Prioritizing drug candidates based on their human ether-à-go-go-related gene potassium channel (hERG) blocking potential is a mandatory step in the early preclinical stage of a drug discovery program. The hERG blockade is, in fact, considered the main cause of cardiotoxicity in post-marketing surveillance. Several ligand-based approaches were therefore developed in the last years and are currently employed in a drug discovery process for in silico cardiac safety assessment of drug candidates. Herein, the first structure-based classifiers able to discern hERG binders from non-binders will be presented.(1) LASSO regularized Support Vector Machines were applied to integrate docking scores and protein-ligand interaction fingerprints. 396 models were trained and validated based on: i) high-quality experimental bioactivity information returned by 8,337 curated compounds extracted from ChEMBL (version 25(2)) and ii) structural predictor data. Molecular docking simulations were performed by using GLIDE and GOLD software programs and different hERG structural models, namely the recently published structures obtained by cryo-electron microscopy (PDB codes: 5VA1(3 )and 7CN1(4)) and two published homology models selected for comparison. Remarkably, some models return performances comparable to ligand-based classifiers in terms of accuracy (AUCMAX = 0.86±0.01) and negative predictive values (NPVMAX = 0.81±0.01) thus putting forward the herein developed computational workflow as a valuable tool for predicting hERG mediated cardiotoxicity without the limitations of ligand-based models, typically affected by low interpretability and a limited applicability domain.
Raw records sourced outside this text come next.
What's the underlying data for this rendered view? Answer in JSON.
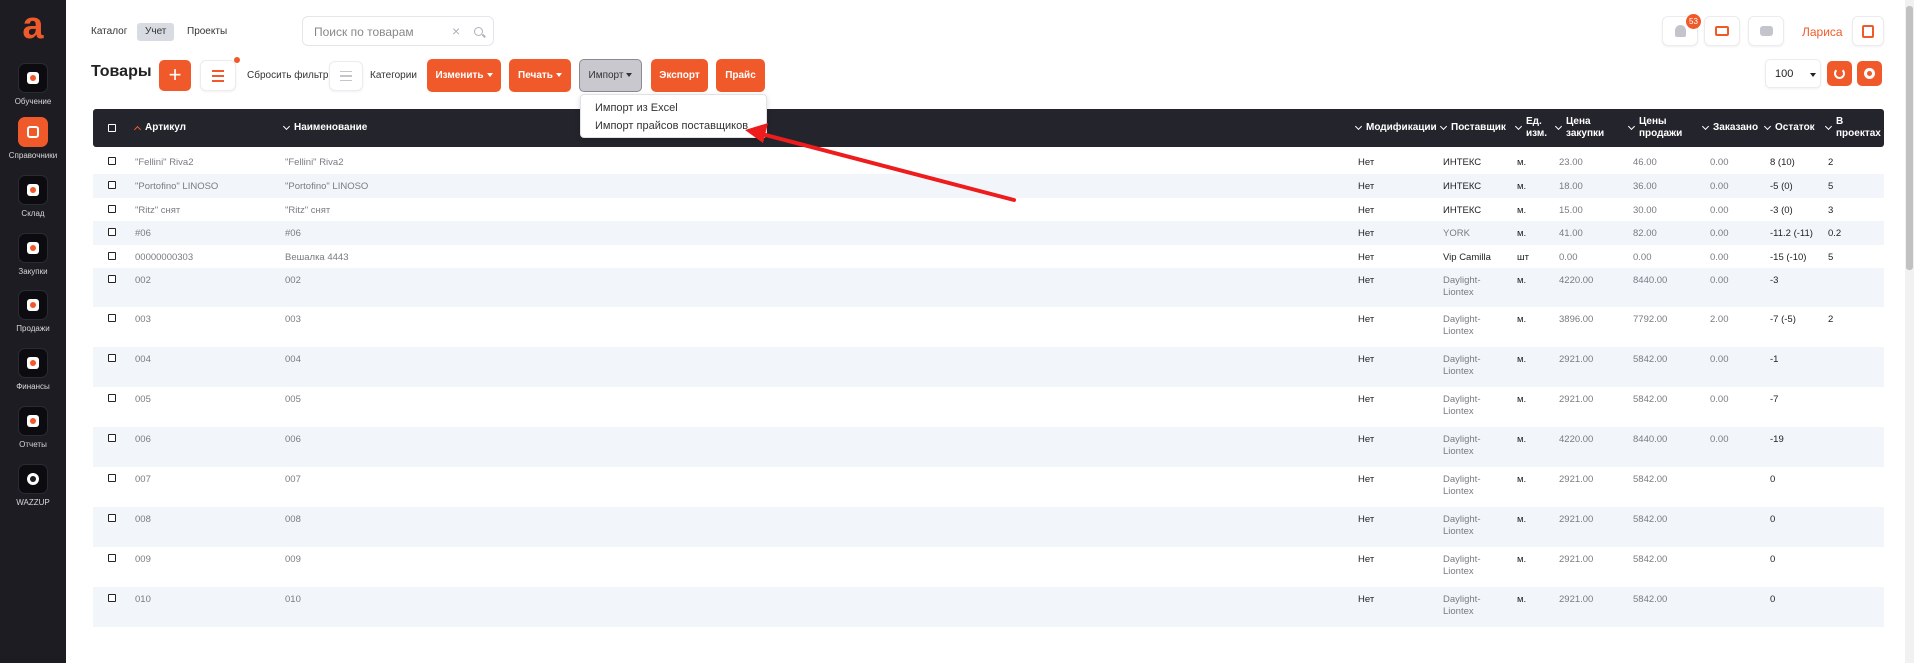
{
  "app": {
    "logo": "a"
  },
  "sidebar": {
    "items": [
      {
        "label": "Обучение"
      },
      {
        "label": "Справочники",
        "active": true
      },
      {
        "label": "Склад"
      },
      {
        "label": "Закупки"
      },
      {
        "label": "Продажи"
      },
      {
        "label": "Финансы"
      },
      {
        "label": "Отчеты"
      },
      {
        "label": "WAZZUP"
      }
    ]
  },
  "topbar": {
    "tabs": [
      "Каталог",
      "Учет",
      "Проекты"
    ],
    "active_tab": "Учет",
    "search_placeholder": "Поиск по товарам",
    "notifications_count": "53",
    "user_name": "Лариса"
  },
  "toolbar": {
    "title": "Товары",
    "add": "+",
    "reset_filter": "Сбросить фильтр",
    "categories": "Категории",
    "change": "Изменить",
    "print": "Печать",
    "import": "Импорт",
    "export": "Экспорт",
    "price": "Прайс",
    "page_size": "100"
  },
  "import_menu": {
    "items": [
      "Импорт из Excel",
      "Импорт прайсов поставщиков"
    ]
  },
  "table": {
    "columns": {
      "article": "Артикул",
      "name": "Наименование",
      "mods": "Модификации",
      "supplier": "Поставщик",
      "unit_1": "Ед.",
      "unit_2": "изм.",
      "buy_1": "Цена",
      "buy_2": "закупки",
      "sell_1": "Цены",
      "sell_2": "продажи",
      "ordered": "Заказано",
      "stock": "Остаток",
      "proj_1": "В",
      "proj_2": "проектах"
    },
    "rows": [
      {
        "article": "\"Fellini\" Riva2",
        "name": "\"Fellini\" Riva2",
        "mods": "Нет",
        "supplier": "ИНТЕКС",
        "supplier2": "",
        "unit": "м.",
        "buy": "23.00",
        "sell": "46.00",
        "ordered": "0.00",
        "stock": "8 (10)",
        "projects": "2"
      },
      {
        "article": "\"Portofino\" LINOSO",
        "name": "\"Portofino\" LINOSO",
        "mods": "Нет",
        "supplier": "ИНТЕКС",
        "supplier2": "",
        "unit": "м.",
        "buy": "18.00",
        "sell": "36.00",
        "ordered": "0.00",
        "stock": "-5 (0)",
        "projects": "5"
      },
      {
        "article": "\"Ritz\" снят",
        "name": "\"Ritz\" снят",
        "mods": "Нет",
        "supplier": "ИНТЕКС",
        "supplier2": "",
        "unit": "м.",
        "buy": "15.00",
        "sell": "30.00",
        "ordered": "0.00",
        "stock": "-3 (0)",
        "projects": "3"
      },
      {
        "article": "#06",
        "name": "#06",
        "mods": "Нет",
        "supplier": "YORK",
        "supplier2": "",
        "unit": "м.",
        "buy": "41.00",
        "sell": "82.00",
        "ordered": "0.00",
        "stock": "-11.2 (-11)",
        "projects": "0.2"
      },
      {
        "article": "00000000303",
        "name": "Вешалка 4443",
        "mods": "Нет",
        "supplier": "Vip Camilla",
        "supplier2": "",
        "unit": "шт",
        "buy": "0.00",
        "sell": "0.00",
        "ordered": "0.00",
        "stock": "-15 (-10)",
        "projects": "5"
      },
      {
        "article": "002",
        "name": "002",
        "mods": "Нет",
        "supplier": "Daylight-",
        "supplier2": "Liontex",
        "unit": "м.",
        "buy": "4220.00",
        "sell": "8440.00",
        "ordered": "0.00",
        "stock": "-3",
        "projects": ""
      },
      {
        "article": "003",
        "name": "003",
        "mods": "Нет",
        "supplier": "Daylight-",
        "supplier2": "Liontex",
        "unit": "м.",
        "buy": "3896.00",
        "sell": "7792.00",
        "ordered": "2.00",
        "stock": "-7 (-5)",
        "projects": "2"
      },
      {
        "article": "004",
        "name": "004",
        "mods": "Нет",
        "supplier": "Daylight-",
        "supplier2": "Liontex",
        "unit": "м.",
        "buy": "2921.00",
        "sell": "5842.00",
        "ordered": "0.00",
        "stock": "-1",
        "projects": ""
      },
      {
        "article": "005",
        "name": "005",
        "mods": "Нет",
        "supplier": "Daylight-",
        "supplier2": "Liontex",
        "unit": "м.",
        "buy": "2921.00",
        "sell": "5842.00",
        "ordered": "0.00",
        "stock": "-7",
        "projects": ""
      },
      {
        "article": "006",
        "name": "006",
        "mods": "Нет",
        "supplier": "Daylight-",
        "supplier2": "Liontex",
        "unit": "м.",
        "buy": "4220.00",
        "sell": "8440.00",
        "ordered": "0.00",
        "stock": "-19",
        "projects": ""
      },
      {
        "article": "007",
        "name": "007",
        "mods": "Нет",
        "supplier": "Daylight-",
        "supplier2": "Liontex",
        "unit": "м.",
        "buy": "2921.00",
        "sell": "5842.00",
        "ordered": "",
        "stock": "0",
        "projects": ""
      },
      {
        "article": "008",
        "name": "008",
        "mods": "Нет",
        "supplier": "Daylight-",
        "supplier2": "Liontex",
        "unit": "м.",
        "buy": "2921.00",
        "sell": "5842.00",
        "ordered": "",
        "stock": "0",
        "projects": ""
      },
      {
        "article": "009",
        "name": "009",
        "mods": "Нет",
        "supplier": "Daylight-",
        "supplier2": "Liontex",
        "unit": "м.",
        "buy": "2921.00",
        "sell": "5842.00",
        "ordered": "",
        "stock": "0",
        "projects": ""
      },
      {
        "article": "010",
        "name": "010",
        "mods": "Нет",
        "supplier": "Daylight-",
        "supplier2": "Liontex",
        "unit": "м.",
        "buy": "2921.00",
        "sell": "5842.00",
        "ordered": "",
        "stock": "0",
        "projects": ""
      }
    ]
  },
  "colors": {
    "accent": "#f05a2a",
    "sidebar_bg": "#1c1c22",
    "table_header_bg": "#24242c",
    "annotation_arrow": "#ee1c1c"
  }
}
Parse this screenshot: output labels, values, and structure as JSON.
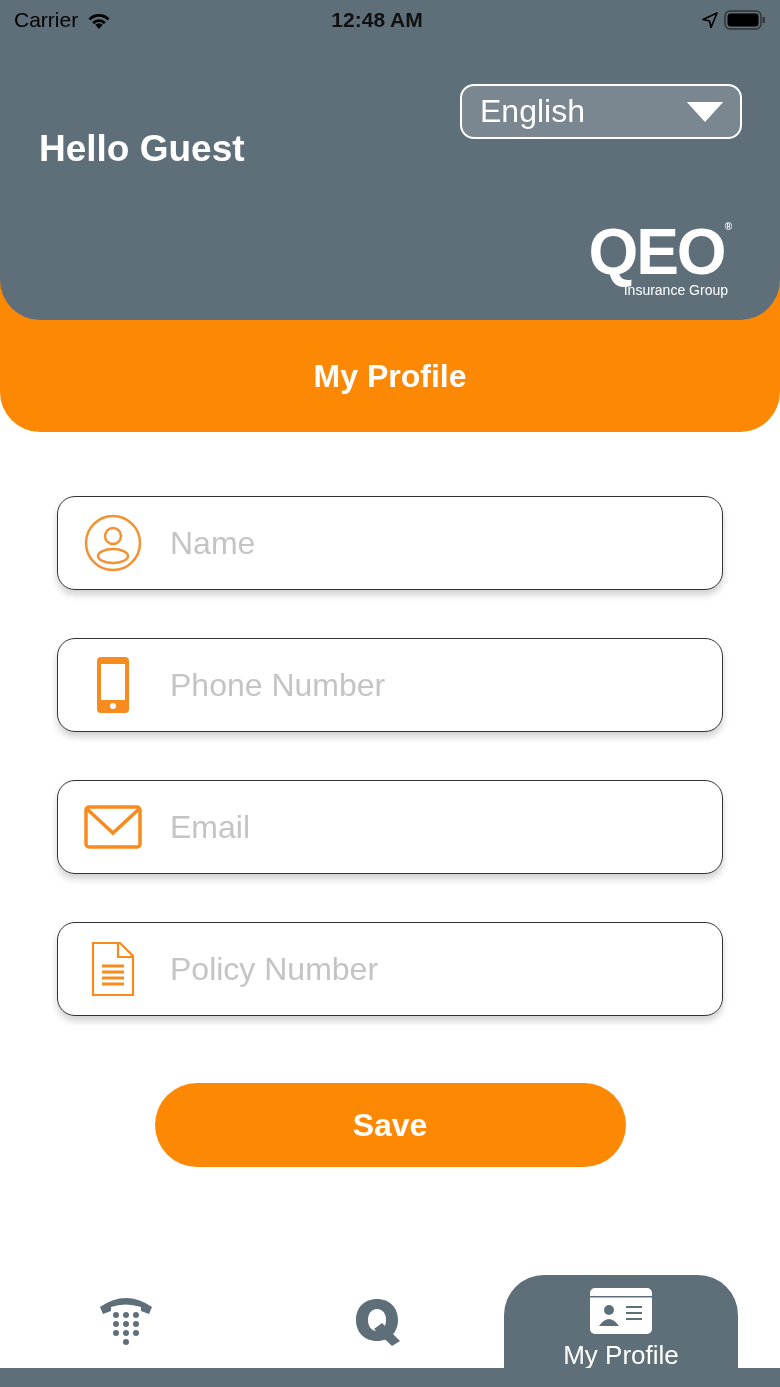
{
  "status_bar": {
    "carrier": "Carrier",
    "time": "12:48 AM"
  },
  "header": {
    "greeting": "Hello Guest",
    "language": "English",
    "logo": {
      "mark": "QEO",
      "registered": "®",
      "tagline": "Insurance Group"
    }
  },
  "title": "My Profile",
  "fields": [
    {
      "kind": "person",
      "placeholder": "Name"
    },
    {
      "kind": "phone",
      "placeholder": "Phone Number"
    },
    {
      "kind": "mail",
      "placeholder": "Email"
    },
    {
      "kind": "document",
      "placeholder": "Policy Number"
    }
  ],
  "save_button": "Save",
  "tab_bar": [
    {
      "kind": "dialpad",
      "selected": false
    },
    {
      "kind": "logo",
      "selected": false
    },
    {
      "kind": "profile",
      "label": "My Profile",
      "selected": true
    }
  ]
}
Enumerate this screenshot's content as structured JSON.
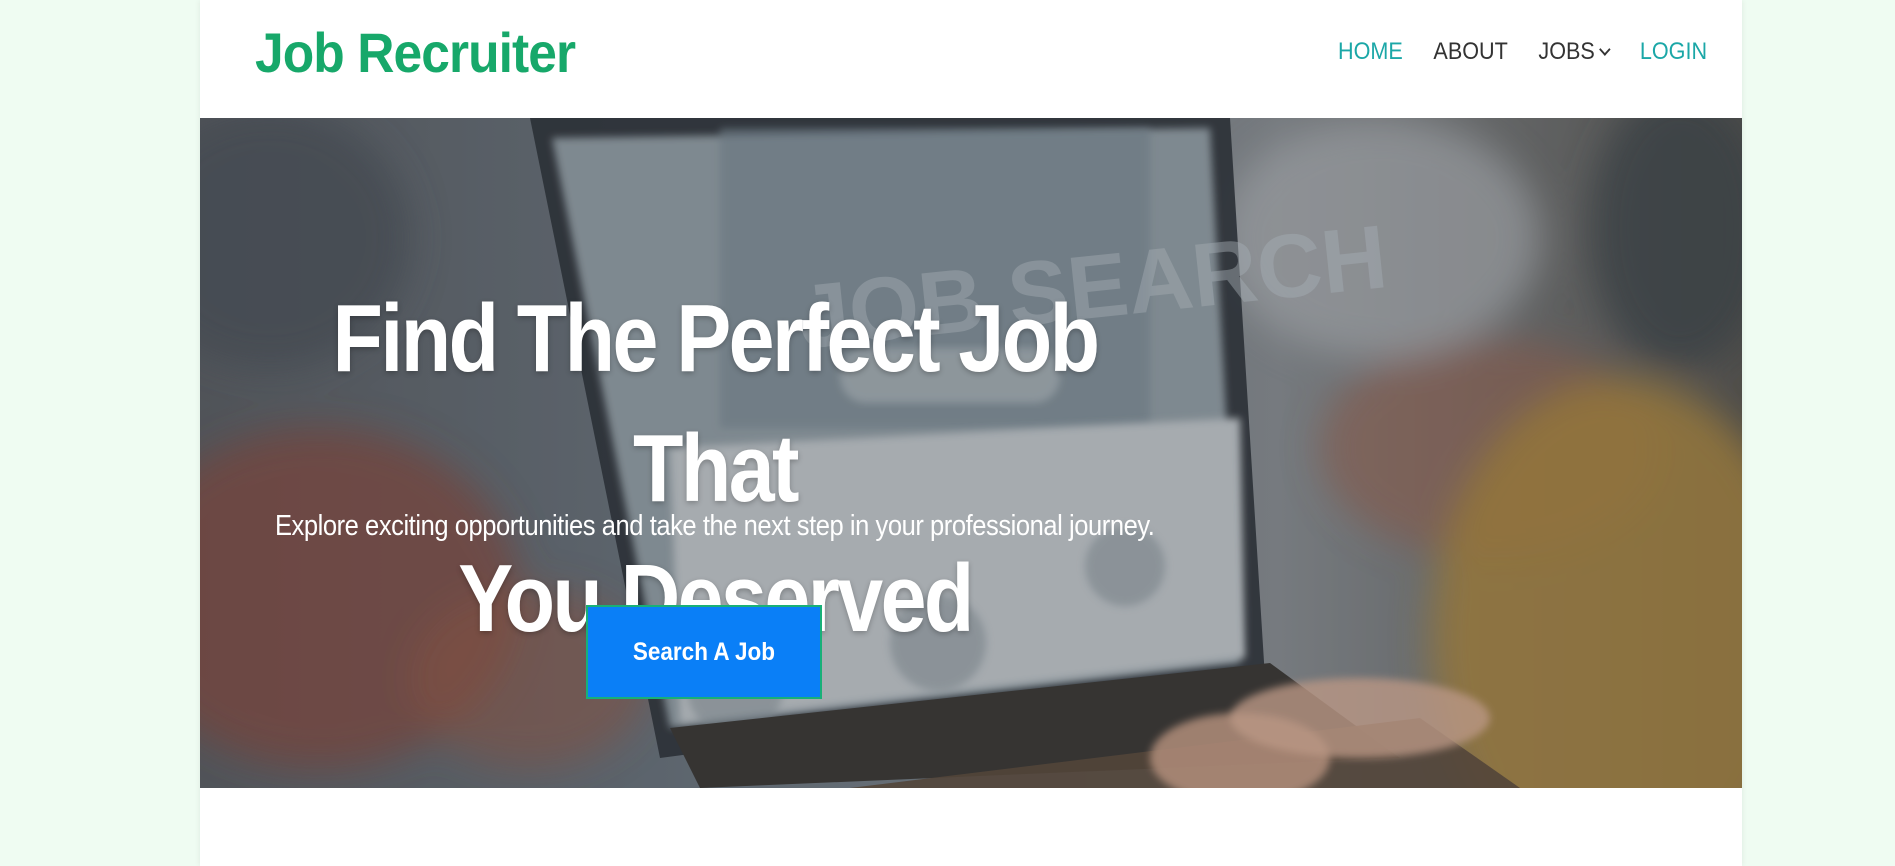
{
  "brand": {
    "name": "Job Recruiter",
    "color": "#17a86a"
  },
  "nav": {
    "items": [
      {
        "label": "HOME",
        "accent": true
      },
      {
        "label": "ABOUT",
        "accent": false
      },
      {
        "label": "JOBS",
        "accent": false,
        "icon": "chevron-down-icon"
      },
      {
        "label": "LOGIN",
        "accent": true
      }
    ],
    "accent_color": "#1ba7a7"
  },
  "hero": {
    "title_line1": "Find The Perfect Job That",
    "title_line2": "You Deserved",
    "subtitle": "Explore exciting opportunities and take the next step in your professional journey.",
    "cta_label": "Search A Job",
    "cta_color": "#0a7ff7",
    "background_image": "laptop-job-search-photo"
  }
}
The study highlights the importance of using hERG structural models accounting for ligand-induced fit effects and allowed us to select the best performing protein conformation to be employed for a reliable structure-based prediction of hERG-related cardiotoxicity.

References
1. Creanza, T.M.; Delre, P.; Ancona, N.; Lentini, G.; Saviano, M.; Mangiatordi, G.F. Structure-Based Prediction of hERG Related Cardiotoxicity: A Benchmark Study. Journal of Chemical Information and Modeling 2021, 61 (9), 4758-4770
2. Davies, M.; Nowotka, M.; Papadatos, G.; Dedman, N.; Gaulton, A.; Atkinson, F.; Bellis, L.; Overington, J. P. ChEMBL Web Services: Streamlining Access to Drug Discovery Data and Utilities. Nucleic Acids Res 2015, 43 (W1), W612–W620
3. Wang, W.; MacKinnon, R. Cryo-EM Structure of the Open Human Ether-à-Go-Go-Related K+ Channel HERG. Cell 2017, 169 (3), 422-430
4. Asai, T.; Adachi, N.; Moriya, T.; Oki, H.; Maru, T.; Kawasaki, M.; Suzuki, K.; Chen, S.; Ishii, R.; Yonemori, K.; Igaki, S.; Yasuda, S.; Ogasawara, S.; Senda, T.; Murata, T. Cryo-EM Structure of K+-Bound HERG Channel Complexed with the Blocker Astemizole. Structure 2021, 29 (3), 203-212.